Startup Checklist

In previous posts, I have provided a lot of information on various aspects of getting a startup company established. I thought it would be useful to put a lot of that information in one post, as a startup checklist. So here we go…

1. Review your employment agreement – before doing any substantial development work, founders who are maintaining their day jobs should review their employment agreements (and this could include employee handbooks, etc.) to ensure that there are no conflicts with the startup. In particular, a startup founder wants to make sure that any IP she develops will belong to her startup, and not to her day job. It’s a good idea to have a lawyer take a careful look at employment agreements and policy statements.

2. Decide how you will split the equity among the founders – while equal shares might seem easy and uncontroversial, it may not be the best, fairest way of splitting the equity.

3. Form a corporation – if you have any aspirations of seeking angel investments or venture capital funding, form a corporation, not an LLC. And form it in Delaware. You might think forming an LLC is cheaper or easier, and you will be wrong. You will end up needing a corporation anyway, and will waste time and money fixing things that should have been done right the first time.

4. Adopt bylaws – once you have filed your certificate of incorporation, you will need to adopt bylaws to govern the management of your new company.

5. Appoint a Board of Directors – You will need one or more directors to oversee management of your company. The directors can now approve various resolutions to get the company operating.

6. Enter into a shareholders agreement with vesting and buyout provisions, and issue stock – you will want to have vesting provisions in place from the start, in case any founders leave the startup. Otherwise, you will have an ex-founder wandering around outside the company with fully-vested shares. Also, make sure each founder receiving shares files an 83(b) election with the IRS at the time you issue shares. Let me repeat that in boldface, because it is really important: make sure each founder receiving shares files an 83(b) election at the time you issue shares.

7. Assign IP to the company – at the time of issuing shares, make sure that all founders assign to the startup any IP they are creating. This will be part or all of the payment for their shares, depending on the situation.

8. Qualify to do business – You will need to qualify to do business in whatever state your principal location is located in, unless you are located in Delaware (see number 3). This is fairly easy to do; you just file some paperwork and pay the state a fee.

9. Stock options – do not issue stock options until you have a proper stock option plan in place, approved by the board of directors, with a Section 409(A) valuation of the stock options. This doesn’t necessarily have to be done at the outset, but there are advantages to doing it before entering into negotiations with VC’s over a Series A round.

10. Employment/consulting agreements — if you are going to hire employees or use outside developers, make sure they sign agreements specifying that any work they do for the startup is the property of the startup.

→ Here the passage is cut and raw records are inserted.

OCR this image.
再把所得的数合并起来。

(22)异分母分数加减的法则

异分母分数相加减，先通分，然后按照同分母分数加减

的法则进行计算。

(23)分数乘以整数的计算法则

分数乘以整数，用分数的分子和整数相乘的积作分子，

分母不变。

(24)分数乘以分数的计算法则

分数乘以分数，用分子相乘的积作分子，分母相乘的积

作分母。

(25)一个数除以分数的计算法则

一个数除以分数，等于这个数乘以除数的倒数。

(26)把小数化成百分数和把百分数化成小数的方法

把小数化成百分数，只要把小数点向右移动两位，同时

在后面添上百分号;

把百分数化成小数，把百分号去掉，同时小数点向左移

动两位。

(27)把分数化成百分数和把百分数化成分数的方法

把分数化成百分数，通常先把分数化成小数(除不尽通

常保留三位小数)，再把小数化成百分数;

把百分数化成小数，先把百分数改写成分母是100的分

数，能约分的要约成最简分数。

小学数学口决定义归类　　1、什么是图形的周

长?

11. Comply with securities laws – just because you are not a public company does not mean that you are exempt from the securities laws. This is a complex area, with many risks and pitfalls. Definitely consult a knowledgeable lawyer in advance, and preferably each step of the way. Only seek funding from accredited investors; it will make your life much easier. There are no friends-and-family exemptions from the securities laws.

All of the above items are essential to making sure that your startup has a smooth path to growth. If you omit any of the above items, you jeopardize the well-being of the startup, and create many headaches and costs downstream.